Over the past few weeks, I've been diving deep into fine-tuning Large Language Models (LLMs) for various applications, with a particular focus on creating detailed summaries from multiple sources. Throughout this process, we've leveraged tools like weights and biases to track our learning rates and optimize our results. However, a crucial question remains: How can we objectively determine if our fine-tuned model is producing high-quality outputs?
While human evaluation is always an option, it's time-consuming and often impractical for large-scale assessments. This is where ROUGE (Recall-Oriented Understudy for Gisting Evaluation) comes into play, offering a quantitative approach to evaluating our fine-tuned models.
ROUGE calculates the overlap between the generated text and the reference text(s) using various methods. The most common ROUGE metrics include:
ROUGE-N: Measures the overlap of n-grams (contiguous sequences of n words) between the generated and reference texts.
ROUGE-L: Computes the longest common subsequence (LCS) between the generated and reference texts.

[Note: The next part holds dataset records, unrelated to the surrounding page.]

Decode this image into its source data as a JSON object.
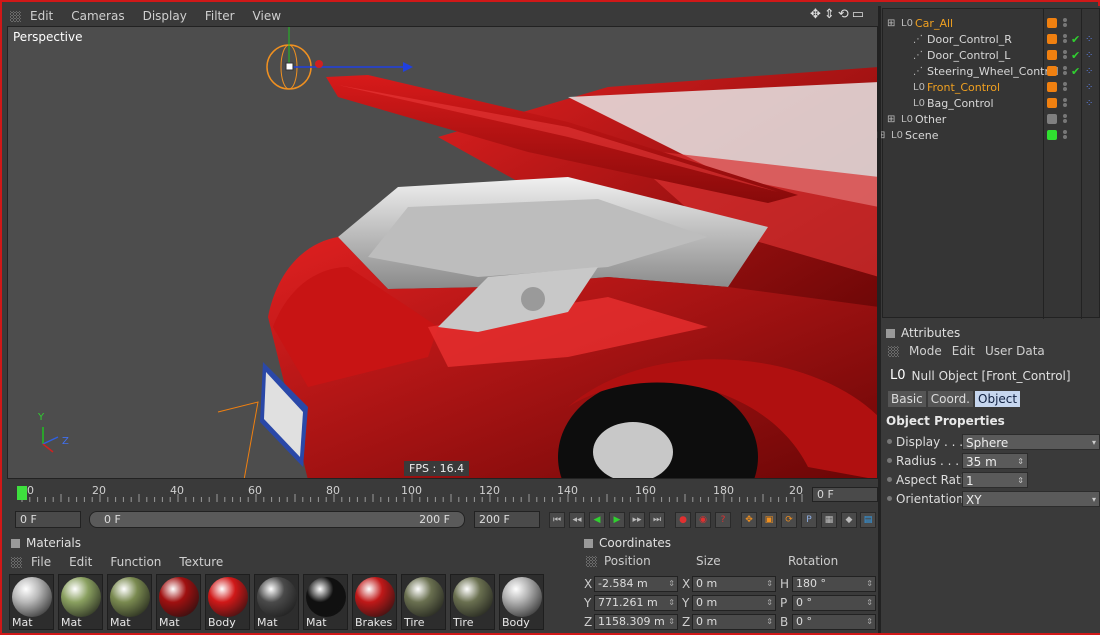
{
  "viewport_menu": [
    "Edit",
    "Cameras",
    "Display",
    "Filter",
    "View"
  ],
  "viewport": {
    "label": "Perspective",
    "fps": "FPS : 16.4",
    "axis_y": "Y",
    "axis_z": "Z"
  },
  "object_manager": {
    "items": [
      {
        "name": "Car_All",
        "icon": "null-icon",
        "tag_color": "#f08010",
        "selected": true
      },
      {
        "name": "Door_Control_R",
        "icon": "spline-icon",
        "tag_color": "#f08010",
        "check": true
      },
      {
        "name": "Door_Control_L",
        "icon": "spline-icon",
        "tag_color": "#f08010",
        "check": true
      },
      {
        "name": "Steering_Wheel_Control",
        "icon": "spline-icon",
        "tag_color": "#f08010",
        "check": true
      },
      {
        "name": "Front_Control",
        "icon": "null-icon",
        "tag_color": "#f08010",
        "selected": true
      },
      {
        "name": "Bag_Control",
        "icon": "null-icon",
        "tag_color": "#f08010"
      },
      {
        "name": "Other",
        "icon": "null-icon",
        "tag_color": "#808080"
      },
      {
        "name": "Scene",
        "icon": "null-icon",
        "tag_color": "#30e030"
      }
    ]
  },
  "attributes": {
    "title": "Attributes",
    "menu": [
      "Mode",
      "Edit",
      "User Data"
    ],
    "object_title": "Null Object [Front_Control]",
    "tabs": [
      "Basic",
      "Coord.",
      "Object"
    ],
    "active_tab": "Object",
    "section": "Object Properties",
    "props": [
      {
        "label": "Display . . . .",
        "value": "Sphere"
      },
      {
        "label": "Radius . . . .",
        "value": "35 m"
      },
      {
        "label": "Aspect Ratio",
        "value": "1"
      },
      {
        "label": "Orientation",
        "value": "XY"
      }
    ]
  },
  "timeline": {
    "ticks": [
      "0",
      "20",
      "40",
      "60",
      "80",
      "100",
      "120",
      "140",
      "160",
      "180",
      "20"
    ],
    "current_frame": "0 F"
  },
  "transport": {
    "start": "0 F",
    "range_start": "0 F",
    "range_end": "200 F",
    "end": "200 F"
  },
  "materials": {
    "title": "Materials",
    "menu": [
      "File",
      "Edit",
      "Function",
      "Texture"
    ],
    "items": [
      {
        "label": "Mat",
        "color": "#b8b8b8"
      },
      {
        "label": "Mat",
        "color": "#8aa060"
      },
      {
        "label": "Mat",
        "color": "#7a8a50"
      },
      {
        "label": "Mat",
        "color": "#a01010"
      },
      {
        "label": "Body",
        "color": "#d01818"
      },
      {
        "label": "Mat",
        "color": "#4a4a4a"
      },
      {
        "label": "Mat",
        "color": "#101010"
      },
      {
        "label": "Brakes",
        "color": "#c01818"
      },
      {
        "label": "Tire",
        "color": "#6a7050"
      },
      {
        "label": "Tire",
        "color": "#6a7050"
      },
      {
        "label": "Body",
        "color": "#b0b0b0"
      }
    ]
  },
  "coordinates": {
    "title": "Coordinates",
    "headers": [
      "Position",
      "Size",
      "Rotation"
    ],
    "rows": [
      {
        "p_axis": "X",
        "p": "-2.584 m",
        "s_axis": "X",
        "s": "0 m",
        "r_axis": "H",
        "r": "180 °"
      },
      {
        "p_axis": "Y",
        "p": "771.261 m",
        "s_axis": "Y",
        "s": "0 m",
        "r_axis": "P",
        "r": "0 °"
      },
      {
        "p_axis": "Z",
        "p": "1158.309 m",
        "s_axis": "Z",
        "s": "0 m",
        "r_axis": "B",
        "r": "0 °"
      }
    ]
  }
}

ROUGE-W: A weighted version of ROUGE-L that gives more importance to consecutive matches.
What do the different metrics mean?
ROUGE-1: Overlap of unigrams (single words)
ROUGE-2: Overlap of bigrams (two-word sequences)

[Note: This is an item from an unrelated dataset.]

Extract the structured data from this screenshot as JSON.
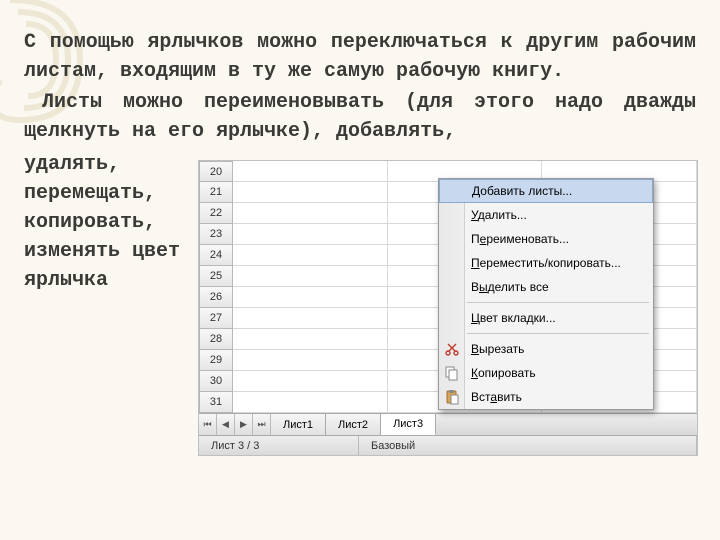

ROUGE-L: Longest common subsequence
ROUGE-L sum: Variant of ROUGE-L computed over the entire summary
Each metric is typically reported as a score between 0 and 1, where higher values indicate better performance
Here is some code you can use for evaluting the models. Note in this example I am loading both models into a single GPU and comparing the results at the same time
import multiprocessing
import time
from transformers import AutoModelForCausalLM, AutoTokenizer
from evaluate import load
original_model_name =""
finetuned_model = ""
def load_model(model_name: str, device: str):
model = AutoModelForCausalLM.from_pretrained(
model_name,
return_dict=True,
load_in_8bit=True,
device_map={"":device},
trust_remote_code=True,
)
tokenizer = AutoTokenizer.from_pretrained(model_name)
tokenizer.pad_token = tokenizer.eos_token
return model, tokenizer
def inference(model, tokenizer, prompt: str):
inputs = tokenizer(prompt, return_tensors="pt").to(model.device)

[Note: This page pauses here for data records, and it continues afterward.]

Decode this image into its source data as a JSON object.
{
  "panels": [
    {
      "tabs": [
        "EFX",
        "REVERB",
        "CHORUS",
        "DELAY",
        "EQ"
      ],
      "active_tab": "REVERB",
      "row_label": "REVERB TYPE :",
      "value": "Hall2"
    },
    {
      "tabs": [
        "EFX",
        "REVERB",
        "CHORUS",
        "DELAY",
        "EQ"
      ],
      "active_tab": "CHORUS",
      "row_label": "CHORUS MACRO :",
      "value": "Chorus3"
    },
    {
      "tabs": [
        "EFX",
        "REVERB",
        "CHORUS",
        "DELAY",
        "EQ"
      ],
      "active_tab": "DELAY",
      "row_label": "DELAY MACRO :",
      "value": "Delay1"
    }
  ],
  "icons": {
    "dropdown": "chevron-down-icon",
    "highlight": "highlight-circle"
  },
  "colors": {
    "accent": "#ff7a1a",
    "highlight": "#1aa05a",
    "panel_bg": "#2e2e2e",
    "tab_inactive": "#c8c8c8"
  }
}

outputs = model.generate(**inputs, max_new_tokens=200, temperature=1.0)
return tokenizer.decode(outputs[0], skip_special_tokens=True)
def process_task(task_queue, result_queue):
original_model, original_tokenizer = load_model(original_model_name, device="cuda:0")
fine_tuned_model, fine_tuned_tokenizer = load_model(finetuned_model, device="cuda:0")
rouge = load('rouge')
while True:
task = task_queue.get()
if task is None:
break
prompt, reference = task
start = time.time()
original_summary = inference(original_model, original_tokenizer, prompt)
fine_tuned_summary = inference(fine_tuned_model, fine_tuned_tokenizer, prompt)
print(f"Completed inference in {time.time() - start}")
original_scores = rouge.compute(predictions=[original_summary], references=[reference])
fine_tuned_scores = rouge.compute(predictions=[fine_tuned_summary], references=[reference])
result_queue.put((original_scores, fine_tuned_scores))
def main():
task_queue = multiprocessing.Queue()
result_queue = multiprocessing.Queue()
prompt = "Your prompt here"
reference = "Your reference summary here"
process = multiprocessing.Process(target=process_task, args=(task_queue, result_queue))
process.start()
start = time.time()
# Run 3 times
for _ in range(3):
task_queue.put((prompt, reference))
results = []
for _ in range(3):
result = result_queue.get()
results.append(result)
# Signal the process to terminate
task_queue.put(None)
process.join()
end = time.time()
print(f"Total time: {end - start}")
# Print ROUGE scores
for i, (original_scores, fine_tuned_scores) in enumerate(results):
print(f"Run {i+1}:")
print("Original model scores:")
print(original_scores)
print("Fine-tuned model scores:")
print(fine_tuned_scores)
print()
if __name__ == "__main__":
multiprocessing.set_start_method("spawn")
main()
To illustrate the effectiveness of ROUGE in evaluating fine-tuned models, here are the results from a recent run:
Fine-tuned model:
rouge1: 0.1775
rouge2: 0.0271
rougeL: 0.1148
rougeLsum: 0.1148
Original model:
rouge1: 0.0780
rouge2: 0.0228
rougeL: 0.0543
rougeLsum: 0.0598
As we can see, the fine-tuned model shows significant improvements across all ROUGE metrics compared to the original model. This quantitative assessment provides concrete evidence that our fine-tuning process has indeed enhanced the model's summarization capabilities.
While ROUGE scores shouldn't be the sole criterion for evaluating LLMs, they offer a valuable, objective measure of improvement. By incorporating ROUGE into our evaluation pipeline, we can more efficiently iterate on our fine-tuning process and confidently assess the quality of our models.